Association president David Grove said volunteer Glenn Garry was standing on the Helmcken Road overpass crossing the Trans-Canada Highway when he was suddenly approached by an RCMP officer.
“He was quite startled when the police showed up, but he said he was all good and was just counting electric vehicles,” said Grove. “The police were aware of us, and they know us, but I guess they got a call from people who were concerned. It’s good to know people are looking out for each other.”
Garry was on the overpass counting the number of electric vehicles seen on access roads coming and going from Victoria, but was mistaken for a person in distress by a passerby who contacted police around 8 a.m., a response that resulted in brief traffic disruptions.
While the incident ended up being a false alarm, West Shore RCMP Const. Meghan Groulx said citizens are encouraged to report any suspicious or concerning activity in the community to police.
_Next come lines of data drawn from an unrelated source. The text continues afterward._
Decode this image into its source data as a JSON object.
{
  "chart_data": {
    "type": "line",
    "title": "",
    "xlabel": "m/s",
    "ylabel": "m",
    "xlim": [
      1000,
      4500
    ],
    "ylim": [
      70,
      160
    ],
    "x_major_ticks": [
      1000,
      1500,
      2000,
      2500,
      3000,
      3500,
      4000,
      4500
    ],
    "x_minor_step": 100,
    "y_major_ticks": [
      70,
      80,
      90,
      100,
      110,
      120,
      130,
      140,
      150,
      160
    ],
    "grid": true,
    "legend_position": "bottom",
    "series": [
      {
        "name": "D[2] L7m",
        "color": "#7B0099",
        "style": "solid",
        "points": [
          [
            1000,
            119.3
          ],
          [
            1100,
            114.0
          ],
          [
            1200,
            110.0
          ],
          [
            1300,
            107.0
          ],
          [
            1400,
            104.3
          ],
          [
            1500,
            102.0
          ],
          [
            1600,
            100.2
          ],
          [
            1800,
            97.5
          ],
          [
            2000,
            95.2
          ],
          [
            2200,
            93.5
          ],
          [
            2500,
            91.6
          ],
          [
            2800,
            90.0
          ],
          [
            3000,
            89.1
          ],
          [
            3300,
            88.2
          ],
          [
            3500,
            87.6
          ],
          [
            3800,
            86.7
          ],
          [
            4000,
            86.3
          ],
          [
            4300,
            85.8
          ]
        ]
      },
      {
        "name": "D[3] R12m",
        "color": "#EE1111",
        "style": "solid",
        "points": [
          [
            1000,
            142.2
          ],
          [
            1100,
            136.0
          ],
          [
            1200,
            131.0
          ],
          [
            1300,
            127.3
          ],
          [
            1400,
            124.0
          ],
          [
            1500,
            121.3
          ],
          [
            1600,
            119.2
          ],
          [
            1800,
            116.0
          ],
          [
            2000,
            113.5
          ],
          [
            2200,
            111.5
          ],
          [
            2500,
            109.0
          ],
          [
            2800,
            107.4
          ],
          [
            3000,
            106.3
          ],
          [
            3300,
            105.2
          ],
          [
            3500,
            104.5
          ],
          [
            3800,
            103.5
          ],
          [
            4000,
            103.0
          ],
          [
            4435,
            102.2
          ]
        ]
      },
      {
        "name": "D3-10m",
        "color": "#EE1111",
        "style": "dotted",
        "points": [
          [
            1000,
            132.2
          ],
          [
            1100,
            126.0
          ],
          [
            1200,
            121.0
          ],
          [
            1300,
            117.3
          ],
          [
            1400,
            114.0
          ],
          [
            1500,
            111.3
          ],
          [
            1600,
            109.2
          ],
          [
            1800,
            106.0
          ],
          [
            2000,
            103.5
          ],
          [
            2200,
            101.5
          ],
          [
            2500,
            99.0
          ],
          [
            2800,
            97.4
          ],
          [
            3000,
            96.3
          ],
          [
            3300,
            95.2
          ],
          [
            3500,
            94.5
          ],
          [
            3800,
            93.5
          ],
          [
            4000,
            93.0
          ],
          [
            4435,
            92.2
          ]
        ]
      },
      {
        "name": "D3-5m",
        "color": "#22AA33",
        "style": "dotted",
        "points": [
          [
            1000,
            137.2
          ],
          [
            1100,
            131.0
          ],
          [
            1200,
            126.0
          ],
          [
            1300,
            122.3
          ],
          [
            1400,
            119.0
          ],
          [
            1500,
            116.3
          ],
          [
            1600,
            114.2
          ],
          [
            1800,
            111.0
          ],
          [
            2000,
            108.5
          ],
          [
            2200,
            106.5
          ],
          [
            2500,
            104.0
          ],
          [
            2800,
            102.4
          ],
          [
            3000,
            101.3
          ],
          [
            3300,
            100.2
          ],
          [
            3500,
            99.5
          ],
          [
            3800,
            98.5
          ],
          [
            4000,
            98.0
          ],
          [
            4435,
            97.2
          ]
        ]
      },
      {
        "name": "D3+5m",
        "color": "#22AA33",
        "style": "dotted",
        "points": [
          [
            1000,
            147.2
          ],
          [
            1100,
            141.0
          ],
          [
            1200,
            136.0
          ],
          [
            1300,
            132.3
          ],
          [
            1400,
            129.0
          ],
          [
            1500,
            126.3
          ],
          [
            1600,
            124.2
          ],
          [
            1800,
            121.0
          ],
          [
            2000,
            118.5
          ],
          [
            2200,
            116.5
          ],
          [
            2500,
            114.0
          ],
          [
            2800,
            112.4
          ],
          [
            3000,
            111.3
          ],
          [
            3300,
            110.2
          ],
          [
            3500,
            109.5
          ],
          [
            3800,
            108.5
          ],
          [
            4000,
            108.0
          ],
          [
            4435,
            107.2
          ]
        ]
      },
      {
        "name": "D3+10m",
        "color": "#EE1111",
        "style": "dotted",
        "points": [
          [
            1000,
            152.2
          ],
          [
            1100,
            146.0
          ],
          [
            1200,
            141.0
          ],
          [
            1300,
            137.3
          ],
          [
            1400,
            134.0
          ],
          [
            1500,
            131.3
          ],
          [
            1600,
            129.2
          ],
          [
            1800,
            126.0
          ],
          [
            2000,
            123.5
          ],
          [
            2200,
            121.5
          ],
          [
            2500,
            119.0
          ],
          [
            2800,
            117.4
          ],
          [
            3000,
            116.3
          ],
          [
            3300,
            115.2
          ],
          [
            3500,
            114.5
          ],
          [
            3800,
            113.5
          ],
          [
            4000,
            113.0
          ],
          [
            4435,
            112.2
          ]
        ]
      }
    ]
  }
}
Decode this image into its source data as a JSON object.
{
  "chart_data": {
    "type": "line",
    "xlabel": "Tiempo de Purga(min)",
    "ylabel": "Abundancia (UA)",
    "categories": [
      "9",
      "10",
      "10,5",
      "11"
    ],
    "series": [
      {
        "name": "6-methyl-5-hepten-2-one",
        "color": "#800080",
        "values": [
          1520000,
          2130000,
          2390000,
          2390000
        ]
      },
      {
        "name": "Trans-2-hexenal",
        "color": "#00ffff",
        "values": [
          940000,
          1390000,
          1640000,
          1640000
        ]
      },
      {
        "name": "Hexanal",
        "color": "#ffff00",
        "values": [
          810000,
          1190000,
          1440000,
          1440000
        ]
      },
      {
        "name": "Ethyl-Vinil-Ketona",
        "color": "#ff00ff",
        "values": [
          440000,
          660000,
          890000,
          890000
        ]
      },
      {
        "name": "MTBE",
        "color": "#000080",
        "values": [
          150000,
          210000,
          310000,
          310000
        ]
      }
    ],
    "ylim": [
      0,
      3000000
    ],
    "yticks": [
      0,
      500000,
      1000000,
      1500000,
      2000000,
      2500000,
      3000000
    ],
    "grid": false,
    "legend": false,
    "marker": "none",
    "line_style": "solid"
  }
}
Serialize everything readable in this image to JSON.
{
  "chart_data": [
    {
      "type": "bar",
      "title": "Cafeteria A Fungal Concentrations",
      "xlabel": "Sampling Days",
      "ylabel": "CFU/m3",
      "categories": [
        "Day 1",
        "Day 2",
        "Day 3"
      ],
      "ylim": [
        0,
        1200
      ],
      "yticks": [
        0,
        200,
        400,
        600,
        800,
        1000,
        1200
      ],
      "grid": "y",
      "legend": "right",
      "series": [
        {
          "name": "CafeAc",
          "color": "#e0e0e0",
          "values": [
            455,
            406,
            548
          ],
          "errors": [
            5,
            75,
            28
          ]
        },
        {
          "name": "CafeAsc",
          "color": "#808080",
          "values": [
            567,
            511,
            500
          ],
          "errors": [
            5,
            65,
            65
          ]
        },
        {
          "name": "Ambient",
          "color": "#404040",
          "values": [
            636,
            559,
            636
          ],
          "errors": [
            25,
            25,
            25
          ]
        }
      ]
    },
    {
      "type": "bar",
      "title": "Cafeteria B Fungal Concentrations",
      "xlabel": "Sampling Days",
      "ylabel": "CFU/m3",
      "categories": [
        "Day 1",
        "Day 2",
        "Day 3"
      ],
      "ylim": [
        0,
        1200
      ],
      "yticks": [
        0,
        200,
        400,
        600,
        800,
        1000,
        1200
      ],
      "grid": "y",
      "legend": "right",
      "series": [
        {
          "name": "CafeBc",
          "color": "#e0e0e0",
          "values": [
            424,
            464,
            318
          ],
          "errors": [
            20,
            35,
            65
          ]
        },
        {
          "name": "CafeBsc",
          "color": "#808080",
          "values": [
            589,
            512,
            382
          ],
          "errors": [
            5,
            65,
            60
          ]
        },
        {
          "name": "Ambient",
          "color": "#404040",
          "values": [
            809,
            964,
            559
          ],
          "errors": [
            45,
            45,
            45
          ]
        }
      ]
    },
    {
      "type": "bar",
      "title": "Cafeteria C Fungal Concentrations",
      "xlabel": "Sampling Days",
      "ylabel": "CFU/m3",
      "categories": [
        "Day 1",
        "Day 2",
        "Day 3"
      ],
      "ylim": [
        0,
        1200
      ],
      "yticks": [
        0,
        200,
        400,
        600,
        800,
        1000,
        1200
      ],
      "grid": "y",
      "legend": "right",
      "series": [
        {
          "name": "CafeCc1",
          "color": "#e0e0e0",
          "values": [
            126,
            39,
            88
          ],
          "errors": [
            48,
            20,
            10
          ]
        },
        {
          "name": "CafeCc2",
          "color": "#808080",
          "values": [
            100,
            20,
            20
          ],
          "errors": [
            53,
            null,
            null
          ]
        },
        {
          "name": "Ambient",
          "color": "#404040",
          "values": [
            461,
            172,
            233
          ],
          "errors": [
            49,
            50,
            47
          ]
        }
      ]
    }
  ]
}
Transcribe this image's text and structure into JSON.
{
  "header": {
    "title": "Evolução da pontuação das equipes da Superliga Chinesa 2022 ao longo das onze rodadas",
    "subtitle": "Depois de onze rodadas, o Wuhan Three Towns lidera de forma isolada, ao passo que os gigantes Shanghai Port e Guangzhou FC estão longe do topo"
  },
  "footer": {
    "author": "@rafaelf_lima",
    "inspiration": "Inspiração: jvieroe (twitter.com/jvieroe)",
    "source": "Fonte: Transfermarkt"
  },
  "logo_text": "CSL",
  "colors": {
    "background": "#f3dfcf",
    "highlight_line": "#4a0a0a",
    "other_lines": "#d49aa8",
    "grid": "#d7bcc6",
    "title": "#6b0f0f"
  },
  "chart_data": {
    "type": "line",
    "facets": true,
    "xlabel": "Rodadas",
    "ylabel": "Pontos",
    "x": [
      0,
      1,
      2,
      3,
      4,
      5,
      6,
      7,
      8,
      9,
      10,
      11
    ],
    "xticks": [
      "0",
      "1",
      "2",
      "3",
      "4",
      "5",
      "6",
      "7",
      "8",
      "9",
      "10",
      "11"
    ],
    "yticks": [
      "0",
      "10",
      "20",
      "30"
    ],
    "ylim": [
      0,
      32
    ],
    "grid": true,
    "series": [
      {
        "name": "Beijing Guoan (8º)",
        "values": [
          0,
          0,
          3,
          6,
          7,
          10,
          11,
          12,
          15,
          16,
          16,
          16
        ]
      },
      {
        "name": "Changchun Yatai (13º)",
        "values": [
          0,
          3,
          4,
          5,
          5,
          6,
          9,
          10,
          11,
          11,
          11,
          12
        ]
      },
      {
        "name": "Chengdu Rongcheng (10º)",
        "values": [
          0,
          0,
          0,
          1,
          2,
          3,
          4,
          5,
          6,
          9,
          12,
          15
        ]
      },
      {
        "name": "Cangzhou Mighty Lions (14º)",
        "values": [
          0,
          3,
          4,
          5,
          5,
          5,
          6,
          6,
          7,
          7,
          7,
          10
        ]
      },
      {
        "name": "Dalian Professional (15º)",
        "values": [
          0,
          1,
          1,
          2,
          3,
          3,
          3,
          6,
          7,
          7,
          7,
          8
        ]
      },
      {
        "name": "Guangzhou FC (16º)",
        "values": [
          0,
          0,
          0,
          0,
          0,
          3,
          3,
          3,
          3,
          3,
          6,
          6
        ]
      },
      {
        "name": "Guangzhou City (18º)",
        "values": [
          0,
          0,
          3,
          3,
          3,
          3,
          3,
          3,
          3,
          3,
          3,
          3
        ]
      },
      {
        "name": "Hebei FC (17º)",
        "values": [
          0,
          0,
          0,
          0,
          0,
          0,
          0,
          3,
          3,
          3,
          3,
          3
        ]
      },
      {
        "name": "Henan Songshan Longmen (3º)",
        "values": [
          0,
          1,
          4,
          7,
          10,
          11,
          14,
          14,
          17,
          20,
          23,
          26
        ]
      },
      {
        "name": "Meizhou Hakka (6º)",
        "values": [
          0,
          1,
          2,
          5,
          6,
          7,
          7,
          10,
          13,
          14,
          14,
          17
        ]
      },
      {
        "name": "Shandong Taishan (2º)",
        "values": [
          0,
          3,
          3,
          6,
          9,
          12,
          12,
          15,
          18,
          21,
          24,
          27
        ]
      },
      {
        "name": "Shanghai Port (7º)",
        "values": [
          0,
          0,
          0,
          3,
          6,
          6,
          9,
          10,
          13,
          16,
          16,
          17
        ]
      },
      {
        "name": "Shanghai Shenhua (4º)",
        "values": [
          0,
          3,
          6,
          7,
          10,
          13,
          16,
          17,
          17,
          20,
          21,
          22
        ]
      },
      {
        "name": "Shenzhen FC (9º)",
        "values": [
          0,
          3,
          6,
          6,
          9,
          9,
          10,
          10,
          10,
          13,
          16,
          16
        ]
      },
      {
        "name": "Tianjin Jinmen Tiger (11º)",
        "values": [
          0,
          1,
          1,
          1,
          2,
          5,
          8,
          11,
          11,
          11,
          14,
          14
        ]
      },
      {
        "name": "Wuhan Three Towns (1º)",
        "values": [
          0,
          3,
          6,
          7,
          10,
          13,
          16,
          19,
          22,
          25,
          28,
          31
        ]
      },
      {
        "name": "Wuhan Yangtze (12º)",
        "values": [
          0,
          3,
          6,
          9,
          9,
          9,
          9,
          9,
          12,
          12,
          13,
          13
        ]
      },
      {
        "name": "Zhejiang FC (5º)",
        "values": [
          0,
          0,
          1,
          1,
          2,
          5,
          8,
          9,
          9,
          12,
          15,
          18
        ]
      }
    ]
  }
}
The confusion led to a flurry of social media posts from concerned citizens, with many commenters hoping everyone involved was alright. Others used it as an opportunity to call for increased mental health services.
Garry himself chimed in on social media, identifying himself as the “jumper” to explain what was happening and to thank the “compassionate, if imaginative” concerned citizen for reporting it to police.
Grove said if nothing else, the incident showed how caring the community is and the association would look at ways to better identify their volunteers the next time they conduct a count.
In terms of the numbers from the count, Grove reported a 70-per-cent increase in EV’s spotted on the road compared to last year. A total of 1,728 electric vehicles were counted between 6:30 and 9 a.m. on April 13, compared to 1,023 in 2021.